The romance of airships and flying boats is still with us today, but with little reference to their inefficiency. The Dornier DoX and the Mayo composite are still regarded as meritable achievements when, in reality, they were no more than bold experiments.Conversely, aircraft such as the pioneering Il'ya Muromets and the epoch-making de Havilland Comet have been given only grudging acclaim, falling short of the accolades they deserve. Today, supersonic and hypersonic projects are harbingers of technical miracles but economic disasters. This book substitutes fact for wishful thinking.
TABLE OF CONTENTS
Forward by Patrick Murphy
Author's Preface
Acknowledgements
1. The Il'ya Muromets (1913-1922)
2. The Lawson Air Line (1919)
3. The Armstrong Seadrome (1923-1943)
4. The Dornier Do X (1929-1933)
5. Legalized Murder (1934)
6. The Big Flying Boats (1931-1948)
7. The Commercial Airships (1919-1937)
8. The Mayo Composite Aircraft (1938)
9. The Romance of Early Air Travel (1910-1940)

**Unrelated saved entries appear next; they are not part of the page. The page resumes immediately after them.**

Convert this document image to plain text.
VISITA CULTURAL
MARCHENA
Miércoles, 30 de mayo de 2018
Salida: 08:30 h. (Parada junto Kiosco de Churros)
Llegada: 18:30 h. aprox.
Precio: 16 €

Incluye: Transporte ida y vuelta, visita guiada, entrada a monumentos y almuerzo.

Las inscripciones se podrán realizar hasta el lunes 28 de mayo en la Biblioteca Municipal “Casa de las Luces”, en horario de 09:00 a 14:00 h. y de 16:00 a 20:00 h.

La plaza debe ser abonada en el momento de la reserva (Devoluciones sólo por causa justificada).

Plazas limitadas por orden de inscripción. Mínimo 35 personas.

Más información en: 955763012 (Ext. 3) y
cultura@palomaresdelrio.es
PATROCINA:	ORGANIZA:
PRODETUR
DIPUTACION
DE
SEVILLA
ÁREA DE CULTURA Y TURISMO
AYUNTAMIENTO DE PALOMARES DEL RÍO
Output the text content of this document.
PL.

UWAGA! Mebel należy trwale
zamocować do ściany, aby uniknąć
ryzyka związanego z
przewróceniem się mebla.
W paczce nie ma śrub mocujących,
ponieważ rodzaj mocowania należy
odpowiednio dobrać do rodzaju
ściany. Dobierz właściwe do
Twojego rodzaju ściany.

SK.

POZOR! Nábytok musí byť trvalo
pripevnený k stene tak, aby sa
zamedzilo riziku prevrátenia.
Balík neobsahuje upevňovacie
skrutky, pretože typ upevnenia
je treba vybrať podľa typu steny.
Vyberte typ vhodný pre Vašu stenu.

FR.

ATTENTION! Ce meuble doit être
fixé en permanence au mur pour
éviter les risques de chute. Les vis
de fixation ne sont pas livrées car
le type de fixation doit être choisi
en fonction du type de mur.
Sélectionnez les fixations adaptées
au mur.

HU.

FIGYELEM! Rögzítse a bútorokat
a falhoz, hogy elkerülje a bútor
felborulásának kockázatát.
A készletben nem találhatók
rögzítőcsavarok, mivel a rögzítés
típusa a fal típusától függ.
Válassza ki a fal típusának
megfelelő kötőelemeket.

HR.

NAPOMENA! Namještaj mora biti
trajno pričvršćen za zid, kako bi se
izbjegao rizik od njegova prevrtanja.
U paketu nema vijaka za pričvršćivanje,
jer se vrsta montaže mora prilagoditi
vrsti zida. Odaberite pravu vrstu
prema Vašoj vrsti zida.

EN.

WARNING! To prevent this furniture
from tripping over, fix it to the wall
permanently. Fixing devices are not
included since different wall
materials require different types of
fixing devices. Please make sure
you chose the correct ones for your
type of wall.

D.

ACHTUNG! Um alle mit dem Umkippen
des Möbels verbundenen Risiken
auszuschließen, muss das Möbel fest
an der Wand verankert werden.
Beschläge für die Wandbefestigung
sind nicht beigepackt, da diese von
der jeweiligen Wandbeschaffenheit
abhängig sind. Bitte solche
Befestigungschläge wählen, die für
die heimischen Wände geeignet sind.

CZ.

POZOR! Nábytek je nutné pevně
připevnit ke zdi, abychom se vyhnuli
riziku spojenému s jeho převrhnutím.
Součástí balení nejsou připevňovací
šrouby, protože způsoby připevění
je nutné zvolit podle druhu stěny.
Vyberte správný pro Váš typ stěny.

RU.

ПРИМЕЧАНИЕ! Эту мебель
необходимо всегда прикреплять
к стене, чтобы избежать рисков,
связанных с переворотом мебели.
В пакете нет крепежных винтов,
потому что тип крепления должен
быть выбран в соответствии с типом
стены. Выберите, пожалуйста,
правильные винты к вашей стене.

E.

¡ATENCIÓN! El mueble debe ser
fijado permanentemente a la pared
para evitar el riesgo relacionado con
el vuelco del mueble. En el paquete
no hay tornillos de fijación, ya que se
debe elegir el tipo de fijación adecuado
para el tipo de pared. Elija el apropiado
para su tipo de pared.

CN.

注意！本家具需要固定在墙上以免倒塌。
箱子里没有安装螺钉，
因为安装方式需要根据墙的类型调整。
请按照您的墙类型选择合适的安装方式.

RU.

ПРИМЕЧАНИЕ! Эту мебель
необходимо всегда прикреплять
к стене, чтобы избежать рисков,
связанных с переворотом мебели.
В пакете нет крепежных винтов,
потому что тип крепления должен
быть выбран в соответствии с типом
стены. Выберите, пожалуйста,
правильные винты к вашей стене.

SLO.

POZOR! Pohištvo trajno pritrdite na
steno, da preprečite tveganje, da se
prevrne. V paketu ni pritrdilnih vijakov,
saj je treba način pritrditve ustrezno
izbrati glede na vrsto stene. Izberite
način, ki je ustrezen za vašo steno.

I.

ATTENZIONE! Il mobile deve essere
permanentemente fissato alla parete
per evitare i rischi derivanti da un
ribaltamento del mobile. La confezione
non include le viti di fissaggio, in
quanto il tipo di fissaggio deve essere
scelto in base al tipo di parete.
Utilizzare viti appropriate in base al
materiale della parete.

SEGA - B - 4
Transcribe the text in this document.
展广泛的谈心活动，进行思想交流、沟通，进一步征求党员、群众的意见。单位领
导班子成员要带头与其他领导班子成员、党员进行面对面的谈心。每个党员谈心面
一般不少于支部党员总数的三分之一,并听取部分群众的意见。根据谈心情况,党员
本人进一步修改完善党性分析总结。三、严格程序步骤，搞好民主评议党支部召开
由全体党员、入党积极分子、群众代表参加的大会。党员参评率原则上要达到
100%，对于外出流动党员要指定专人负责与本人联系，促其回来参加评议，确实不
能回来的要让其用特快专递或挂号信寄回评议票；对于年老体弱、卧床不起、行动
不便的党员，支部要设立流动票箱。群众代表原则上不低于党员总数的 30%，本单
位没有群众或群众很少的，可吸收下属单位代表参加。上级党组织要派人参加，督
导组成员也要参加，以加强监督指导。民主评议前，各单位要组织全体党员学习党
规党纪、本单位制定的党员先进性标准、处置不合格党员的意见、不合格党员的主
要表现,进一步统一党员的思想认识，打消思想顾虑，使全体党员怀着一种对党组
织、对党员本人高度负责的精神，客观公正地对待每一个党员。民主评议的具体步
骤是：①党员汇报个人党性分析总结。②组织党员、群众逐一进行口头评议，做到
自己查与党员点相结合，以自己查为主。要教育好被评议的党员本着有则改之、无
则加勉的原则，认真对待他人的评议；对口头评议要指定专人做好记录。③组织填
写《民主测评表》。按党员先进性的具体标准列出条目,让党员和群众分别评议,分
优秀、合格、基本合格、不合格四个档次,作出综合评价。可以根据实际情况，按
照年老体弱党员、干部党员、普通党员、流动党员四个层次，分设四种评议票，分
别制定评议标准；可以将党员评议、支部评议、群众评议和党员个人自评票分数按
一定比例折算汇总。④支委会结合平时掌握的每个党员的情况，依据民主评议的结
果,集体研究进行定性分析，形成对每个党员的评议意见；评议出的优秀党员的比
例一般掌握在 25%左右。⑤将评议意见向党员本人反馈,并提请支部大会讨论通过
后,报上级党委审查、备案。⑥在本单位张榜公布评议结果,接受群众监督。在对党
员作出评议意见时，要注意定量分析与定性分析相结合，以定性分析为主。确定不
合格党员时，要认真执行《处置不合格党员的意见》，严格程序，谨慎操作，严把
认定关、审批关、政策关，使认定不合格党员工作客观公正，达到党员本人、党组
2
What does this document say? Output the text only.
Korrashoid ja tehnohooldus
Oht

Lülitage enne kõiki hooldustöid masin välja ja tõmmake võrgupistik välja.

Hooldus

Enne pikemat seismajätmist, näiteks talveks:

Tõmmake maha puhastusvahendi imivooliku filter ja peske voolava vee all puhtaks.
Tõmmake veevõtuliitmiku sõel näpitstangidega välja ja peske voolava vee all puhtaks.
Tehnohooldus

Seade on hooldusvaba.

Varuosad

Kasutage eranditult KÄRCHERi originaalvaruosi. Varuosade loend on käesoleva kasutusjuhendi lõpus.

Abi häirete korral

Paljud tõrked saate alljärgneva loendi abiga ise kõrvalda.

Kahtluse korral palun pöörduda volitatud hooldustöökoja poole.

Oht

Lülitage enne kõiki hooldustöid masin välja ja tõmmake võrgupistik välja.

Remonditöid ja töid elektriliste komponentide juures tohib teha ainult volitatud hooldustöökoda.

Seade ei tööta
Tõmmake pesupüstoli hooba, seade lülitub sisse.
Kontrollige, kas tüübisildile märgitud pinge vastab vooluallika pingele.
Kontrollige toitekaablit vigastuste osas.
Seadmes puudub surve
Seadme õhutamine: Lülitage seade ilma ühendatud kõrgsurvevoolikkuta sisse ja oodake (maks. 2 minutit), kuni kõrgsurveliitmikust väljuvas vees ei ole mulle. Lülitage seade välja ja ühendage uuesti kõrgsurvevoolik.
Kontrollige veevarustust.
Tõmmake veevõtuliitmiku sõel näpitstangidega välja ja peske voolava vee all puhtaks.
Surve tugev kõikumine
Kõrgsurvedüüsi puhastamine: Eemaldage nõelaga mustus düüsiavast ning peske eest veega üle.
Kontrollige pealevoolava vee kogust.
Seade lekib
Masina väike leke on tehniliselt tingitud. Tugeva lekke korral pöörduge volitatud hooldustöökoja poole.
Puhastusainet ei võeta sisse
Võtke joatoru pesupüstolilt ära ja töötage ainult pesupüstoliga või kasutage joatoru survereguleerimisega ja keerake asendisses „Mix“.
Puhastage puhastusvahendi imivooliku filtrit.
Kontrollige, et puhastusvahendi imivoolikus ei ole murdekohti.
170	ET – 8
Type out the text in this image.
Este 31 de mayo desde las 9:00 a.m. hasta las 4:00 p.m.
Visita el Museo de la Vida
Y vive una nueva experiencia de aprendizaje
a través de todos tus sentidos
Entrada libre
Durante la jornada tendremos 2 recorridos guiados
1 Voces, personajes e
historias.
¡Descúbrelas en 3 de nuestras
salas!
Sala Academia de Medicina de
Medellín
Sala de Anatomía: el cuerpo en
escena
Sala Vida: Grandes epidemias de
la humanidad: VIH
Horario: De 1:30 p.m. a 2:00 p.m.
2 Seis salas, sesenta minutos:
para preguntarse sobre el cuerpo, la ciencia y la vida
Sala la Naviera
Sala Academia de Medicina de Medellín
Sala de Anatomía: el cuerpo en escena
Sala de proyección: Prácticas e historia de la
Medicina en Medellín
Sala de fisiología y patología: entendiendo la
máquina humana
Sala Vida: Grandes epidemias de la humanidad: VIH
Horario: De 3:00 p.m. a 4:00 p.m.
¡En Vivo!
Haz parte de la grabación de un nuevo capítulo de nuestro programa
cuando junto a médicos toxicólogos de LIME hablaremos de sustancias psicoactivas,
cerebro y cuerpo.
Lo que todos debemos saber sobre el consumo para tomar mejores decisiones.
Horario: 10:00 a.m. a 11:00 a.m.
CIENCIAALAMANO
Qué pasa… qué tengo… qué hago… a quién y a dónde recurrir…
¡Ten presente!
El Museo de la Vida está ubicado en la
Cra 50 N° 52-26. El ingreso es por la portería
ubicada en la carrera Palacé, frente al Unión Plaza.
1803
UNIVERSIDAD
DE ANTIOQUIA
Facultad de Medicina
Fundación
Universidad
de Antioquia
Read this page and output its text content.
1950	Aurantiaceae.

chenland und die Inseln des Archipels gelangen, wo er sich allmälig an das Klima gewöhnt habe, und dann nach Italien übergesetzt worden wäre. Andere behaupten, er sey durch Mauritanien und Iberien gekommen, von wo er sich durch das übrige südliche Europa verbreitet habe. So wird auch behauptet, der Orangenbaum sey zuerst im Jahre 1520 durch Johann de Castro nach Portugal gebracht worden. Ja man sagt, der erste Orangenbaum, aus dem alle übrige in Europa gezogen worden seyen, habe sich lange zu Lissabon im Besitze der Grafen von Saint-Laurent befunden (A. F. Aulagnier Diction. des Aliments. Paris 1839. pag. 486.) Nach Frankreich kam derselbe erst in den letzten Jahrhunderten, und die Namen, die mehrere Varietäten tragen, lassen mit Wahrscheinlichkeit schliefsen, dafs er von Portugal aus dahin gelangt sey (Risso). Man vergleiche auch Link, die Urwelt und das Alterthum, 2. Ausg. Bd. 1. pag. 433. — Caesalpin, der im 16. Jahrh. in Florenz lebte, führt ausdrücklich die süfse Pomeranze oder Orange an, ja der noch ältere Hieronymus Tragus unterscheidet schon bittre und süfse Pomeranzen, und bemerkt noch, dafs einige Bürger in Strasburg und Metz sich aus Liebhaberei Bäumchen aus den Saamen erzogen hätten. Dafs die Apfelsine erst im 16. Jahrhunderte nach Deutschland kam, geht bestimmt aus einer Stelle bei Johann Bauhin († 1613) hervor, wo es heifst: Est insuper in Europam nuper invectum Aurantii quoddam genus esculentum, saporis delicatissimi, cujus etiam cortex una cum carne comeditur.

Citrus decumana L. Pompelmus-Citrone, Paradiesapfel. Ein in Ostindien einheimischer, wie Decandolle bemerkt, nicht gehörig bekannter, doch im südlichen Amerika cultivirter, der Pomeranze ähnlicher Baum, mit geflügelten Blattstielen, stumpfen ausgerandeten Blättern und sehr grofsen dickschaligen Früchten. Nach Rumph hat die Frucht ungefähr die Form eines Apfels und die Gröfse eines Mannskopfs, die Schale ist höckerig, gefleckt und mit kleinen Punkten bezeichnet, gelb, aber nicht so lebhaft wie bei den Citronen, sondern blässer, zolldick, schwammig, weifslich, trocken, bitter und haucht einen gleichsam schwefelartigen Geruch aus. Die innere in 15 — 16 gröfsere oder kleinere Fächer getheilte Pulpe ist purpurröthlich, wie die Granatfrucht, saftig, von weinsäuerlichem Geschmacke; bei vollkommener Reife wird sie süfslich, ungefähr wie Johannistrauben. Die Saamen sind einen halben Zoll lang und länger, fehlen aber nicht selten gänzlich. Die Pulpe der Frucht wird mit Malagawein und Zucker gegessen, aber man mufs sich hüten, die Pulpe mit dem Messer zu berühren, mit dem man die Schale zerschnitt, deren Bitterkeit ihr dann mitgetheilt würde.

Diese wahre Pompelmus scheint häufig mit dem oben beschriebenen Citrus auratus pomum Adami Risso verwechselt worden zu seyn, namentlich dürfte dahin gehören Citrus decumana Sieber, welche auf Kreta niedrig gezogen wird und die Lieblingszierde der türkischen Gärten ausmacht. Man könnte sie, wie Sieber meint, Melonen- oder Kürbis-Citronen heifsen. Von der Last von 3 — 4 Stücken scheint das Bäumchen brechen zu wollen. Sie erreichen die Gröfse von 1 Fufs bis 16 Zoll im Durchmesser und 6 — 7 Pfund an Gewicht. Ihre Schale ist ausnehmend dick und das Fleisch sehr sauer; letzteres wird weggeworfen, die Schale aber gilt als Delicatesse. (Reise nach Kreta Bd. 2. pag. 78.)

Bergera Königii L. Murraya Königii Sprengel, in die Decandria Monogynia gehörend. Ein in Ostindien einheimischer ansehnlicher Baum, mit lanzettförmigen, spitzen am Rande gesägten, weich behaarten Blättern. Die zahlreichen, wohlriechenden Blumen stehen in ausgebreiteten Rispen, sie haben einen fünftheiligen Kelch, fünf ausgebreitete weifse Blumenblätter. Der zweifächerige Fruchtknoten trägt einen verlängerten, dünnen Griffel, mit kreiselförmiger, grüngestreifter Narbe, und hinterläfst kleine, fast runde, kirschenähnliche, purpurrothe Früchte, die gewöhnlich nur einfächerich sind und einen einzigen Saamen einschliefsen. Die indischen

10. The First Comet (1932-1954)
11. The Concorde (1976- )
12. The U.S. SST (1958-1971)
13. Competition by Deregulation (1978- )
14. Short Take-off and Landing (STOL) and Commercial Helicopters (1960's-1980s)
15. The Specialized Commercial Air Freighter (1946-1966)
16. The DC-3 Replacement (1960s-1970s)
17. The Orient Express
18. The Suspended Monorail
Bibliography
Index
ABOUT THE AUTHOR
Ron Davies was born in England, served in the British Army throughout World War II, and subsequently embarked on a career in commercial aviation economic research, first in the Ministry of Civil Aviation, then with British European Airways, and later with various British aircraft companies.
He moved to the United States in 1968, to head up market research for Douglas Aircraft for thirteen years before moving to Washington's Smithsonian Institution, as the Lindbergh Fellow of Aerospace History, then as Curator of Air Transport.
During his industry career, he was closely involved with marketing such aircraft as the Viscount, Ambassador, Britannia, Comet, and Trident; all the Douglas commercial jets; and did the first market studies for the European Airbus, in the late 1960s.